After arguing against his friends by pointing out that there are times the wicked do indeed prosper, Job pointed out that he didn’t use them as his role models. He would never follow their counsel, and yet he received calamity while they received fortune.

If they thought that maybe his example was an exception rather than the norm, Job followed up his statement by asking them when they actually saw the wicked get what they deserved? Each of his questions have an implied negative response. The wicked almost never are brought to account for their wickedness.

Of course, if that was the case, Job knew his friends would argue that judgment was surely stored up to be visited upon the next generation. The idea that judgment comes upon the sons for the sins of their fathers was still prevalent almost a thousand years later when the Lord spoke against Israel through Ezekiel. They had a popular proverb, “The fathers have eaten sour grapes, and the children's teeth are set on edge.” (Ezekiel 18:2) “Sour grapes” here referred to behavior that was corrupt, and teeth being set on edge was a reference to someone showing their clenched teeth out of pain or anger. God spoke directly against this idea in that chapter saying that His judgment was coming upon the individual for their own sin rather than from the sins of the previous generation. Even though Moses told Israel that God visits, “the iniquity of the fathers on the children and the children's children, to the third and the fourth generation,” in Exodus 34:7, it was a reference to the idea that children tend to repeat the sins of their fathers, not that they were being judged for their fathers’ sins.

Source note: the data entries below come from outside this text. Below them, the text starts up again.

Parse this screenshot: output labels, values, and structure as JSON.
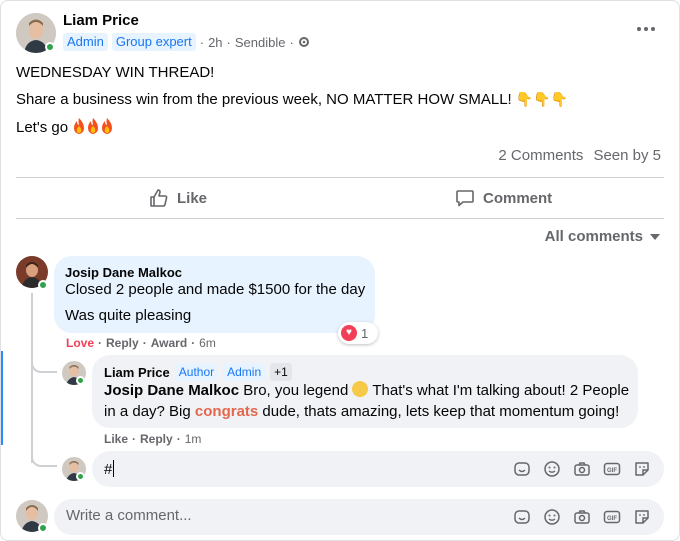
{
  "post": {
    "author": "Liam Price",
    "badges": [
      "Admin",
      "Group expert"
    ],
    "time": "2h",
    "separator": "·",
    "audience": "Sendible",
    "line1": "WEDNESDAY WIN THREAD!",
    "line2": "Share a business win from the previous week, NO MATTER HOW SMALL!",
    "line2_emoji": "👇👇👇",
    "line3": "Let's go"
  },
  "stats": {
    "comments": "2 Comments",
    "seen": "Seen by 5"
  },
  "actions": {
    "like": "Like",
    "comment": "Comment"
  },
  "filter": {
    "label": "All comments"
  },
  "comments": [
    {
      "author": "Josip Dane Malkoc",
      "line1": "Closed 2 people and made $1500 for the day",
      "line2": "Was quite pleasing",
      "reaction_count": "1",
      "actions": {
        "love": "Love",
        "reply": "Reply",
        "award": "Award",
        "time": "6m"
      }
    }
  ],
  "reply": {
    "author": "Liam Price",
    "badges": [
      "Author",
      "Admin",
      "+1"
    ],
    "mention": "Josip Dane Malkoc",
    "text_a": " Bro, you legend",
    "text_b": " That's what I'm talking about! 2 People",
    "text_c": "in a day? Big ",
    "highlight": "congrats",
    "text_d": " dude, thats amazing, lets keep that momentum going!",
    "actions": {
      "like": "Like",
      "reply": "Reply",
      "time": "1m"
    }
  },
  "reply_input": {
    "value": "#"
  },
  "comment_input": {
    "placeholder": "Write a comment..."
  },
  "colors": {
    "accent": "#1877f2",
    "love": "#f33e58",
    "online": "#31a24c",
    "congrats": "#e4674d"
  }
}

Job questioned this idea by asking, "Why would the previous generation care what happened to their children if they weren’t alive to see it?" Even if they did, Job pointed out the futility of it all because regardless of whether someone dies in blessing or in bitterness, they still die. The only difference in Job’s mind was that the blessed man’s body may be treated better by the dirt he was buried in, or maybe he’d have someone to watch over his tomb, but those things were meaningless– empty nothings. The only way justice has any meaning is if there is something beyond this life. Otherwise, as Shakespeare once said of life, “It is a tale told by an idiot, full of sound and fury, signifying nothing.” (from Macbeth)

Prayer

Dear heavenly Father, please help us to have an eternal perspective in regard to pain, suffering and justice. Open our eyes to the truth that all of our earthly desires and pursuits are meaningless if they are not established in Christ and for His glory. Amen.